Plague Inc.: The Board Game

Plague Inc: The Board Game is a strategic game of infection, evolution and extinction for 1-5* people - based on the smash-hit digital game with over 85 million players. Can you infect the world?

Each player is a deadly disease and they must battle against each other to spread their plagues, develop new symptoms and ultimately wipe out humanity.

Starting with Patient Zero, you spread your infection across the world by placing tokens in cities - earning DNA points and preventing other players from becoming dominant. Players choose which countries are placed on the board but you must be both climate resistant and connected to a country before you can infect it. Eventually, as countries become fully infected - you try to kill them using the Death Dice.

Each player’s unique pathogen can be upgraded by evolving trait cards onto an evolution slide (with DNA points). At the start, your disease is weak and unspecialised, so you will need to add new symptoms to make it stronger. Choose carefully and plan ahead in order to react to the changing world and exploit opportunities created by other player’s actions.

A simple nosebleed could accelerate things early on, whilst diarrhea will help you thrive in hot countries. Sneezing can infect new continents by air but Total Organ Failure would allow you wipe out multiple countries each turn.

As countries start to fall, use powerful event cards to alter the balance of power. You might try to eradicate a dominant player by bombing their diseased cities, or hold the Olympics to cause huge numbers of infected people to travel to a healthy continent.

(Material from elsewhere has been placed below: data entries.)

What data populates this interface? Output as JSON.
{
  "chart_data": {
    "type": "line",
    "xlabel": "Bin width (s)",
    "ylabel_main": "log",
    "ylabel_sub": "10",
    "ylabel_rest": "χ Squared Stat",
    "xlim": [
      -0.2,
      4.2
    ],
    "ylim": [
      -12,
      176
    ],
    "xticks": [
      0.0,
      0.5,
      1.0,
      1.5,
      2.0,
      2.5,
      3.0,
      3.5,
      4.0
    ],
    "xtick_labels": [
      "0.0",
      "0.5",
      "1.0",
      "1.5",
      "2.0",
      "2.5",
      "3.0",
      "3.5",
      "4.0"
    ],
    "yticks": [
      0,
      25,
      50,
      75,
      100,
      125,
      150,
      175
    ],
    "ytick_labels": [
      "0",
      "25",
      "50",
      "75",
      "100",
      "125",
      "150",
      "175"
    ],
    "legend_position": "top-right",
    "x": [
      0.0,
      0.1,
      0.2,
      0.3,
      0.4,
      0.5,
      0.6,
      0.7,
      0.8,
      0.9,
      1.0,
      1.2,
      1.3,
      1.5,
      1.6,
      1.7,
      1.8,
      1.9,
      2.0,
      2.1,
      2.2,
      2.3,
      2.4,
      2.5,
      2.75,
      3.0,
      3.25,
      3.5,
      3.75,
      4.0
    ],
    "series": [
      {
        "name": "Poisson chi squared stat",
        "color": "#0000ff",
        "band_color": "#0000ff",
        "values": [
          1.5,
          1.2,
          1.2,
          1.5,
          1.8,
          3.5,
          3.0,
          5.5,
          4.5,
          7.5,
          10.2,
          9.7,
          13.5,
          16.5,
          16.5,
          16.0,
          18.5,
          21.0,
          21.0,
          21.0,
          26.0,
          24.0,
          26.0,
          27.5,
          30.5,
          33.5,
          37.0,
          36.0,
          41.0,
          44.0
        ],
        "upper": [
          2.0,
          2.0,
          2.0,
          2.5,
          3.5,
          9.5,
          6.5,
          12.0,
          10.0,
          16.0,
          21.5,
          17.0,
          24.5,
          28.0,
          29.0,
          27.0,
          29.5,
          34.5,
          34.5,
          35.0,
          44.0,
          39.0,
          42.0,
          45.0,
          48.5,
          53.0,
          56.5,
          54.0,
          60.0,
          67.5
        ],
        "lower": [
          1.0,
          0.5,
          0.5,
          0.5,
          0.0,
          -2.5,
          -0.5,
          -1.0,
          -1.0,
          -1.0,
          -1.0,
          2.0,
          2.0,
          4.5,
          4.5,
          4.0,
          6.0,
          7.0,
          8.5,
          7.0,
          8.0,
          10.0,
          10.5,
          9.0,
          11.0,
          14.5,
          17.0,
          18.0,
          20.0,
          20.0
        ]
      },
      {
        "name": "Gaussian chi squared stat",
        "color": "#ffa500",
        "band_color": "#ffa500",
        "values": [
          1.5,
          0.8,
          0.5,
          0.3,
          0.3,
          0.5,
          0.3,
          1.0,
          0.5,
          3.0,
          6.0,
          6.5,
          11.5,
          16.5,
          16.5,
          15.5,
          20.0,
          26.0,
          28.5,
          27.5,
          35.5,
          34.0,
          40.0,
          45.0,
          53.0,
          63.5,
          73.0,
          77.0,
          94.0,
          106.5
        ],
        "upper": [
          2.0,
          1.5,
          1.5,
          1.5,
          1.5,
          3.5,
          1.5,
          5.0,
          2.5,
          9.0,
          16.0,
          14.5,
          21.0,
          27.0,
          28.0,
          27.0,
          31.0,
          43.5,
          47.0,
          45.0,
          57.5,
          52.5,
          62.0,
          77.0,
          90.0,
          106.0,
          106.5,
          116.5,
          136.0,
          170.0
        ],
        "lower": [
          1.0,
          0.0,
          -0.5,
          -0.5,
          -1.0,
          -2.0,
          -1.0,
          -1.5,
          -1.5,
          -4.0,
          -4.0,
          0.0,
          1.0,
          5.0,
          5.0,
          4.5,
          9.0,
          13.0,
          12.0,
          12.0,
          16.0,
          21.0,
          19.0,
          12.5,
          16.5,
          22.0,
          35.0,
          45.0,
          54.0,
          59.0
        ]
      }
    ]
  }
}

When the world collapses, who will be the ultimate plague?

*5 players with 5th player expansion

Rush M.D.

You are one of the doctors that were just hired for the brand-new, cutting-edge Medical Center. Alongside your colleagues, you have to cooperate well, to admit, diagnose and treat various patients who need your help. Combine your strengths and treat efficiently the patients arriving at hospital, but be careful, because mistakes can be of the highest value in Rush MD!

'Rush M.D. is an innovative, real-time, cooperative board game that simulates the challenging and high-pressure nature of medical professions. A worker placement mechanism, using hourglasses as workers allows, but also limits, players to perform a multitude of actions. Each player handles 1 Doctor hourglass running around the hospital, admitting patients, providing immediate medical care, performing different kinds of exams as well as performing surgeries. Additionally, there are 4 more Nurse hourglasses, which can be used by all players. Nurses provide medicines to patients, supply all necessary drugs and equipment that you need to carry out all your exams and medical procedures. Any worker placed on an action space may not be used elsewhere before the sand within the hourglass runs out, making each decision important as time is limited.

The game plays from 1-4 players and lasts for 4 rounds of 4 minutes each. That means you only have 16 minutes in total to treat various patients, overcome many difficulties and challenges and manage to cooperate efficiently with your teammates, combine your forces into helping as many of your patients. A highly thematic experience that is equally rewarding for gamers and families, filled with fun, challenges and sharp decision making!

In Rush M.D. pressure is high as human lives are upon your hands! Can you handle the Rush, doctors?!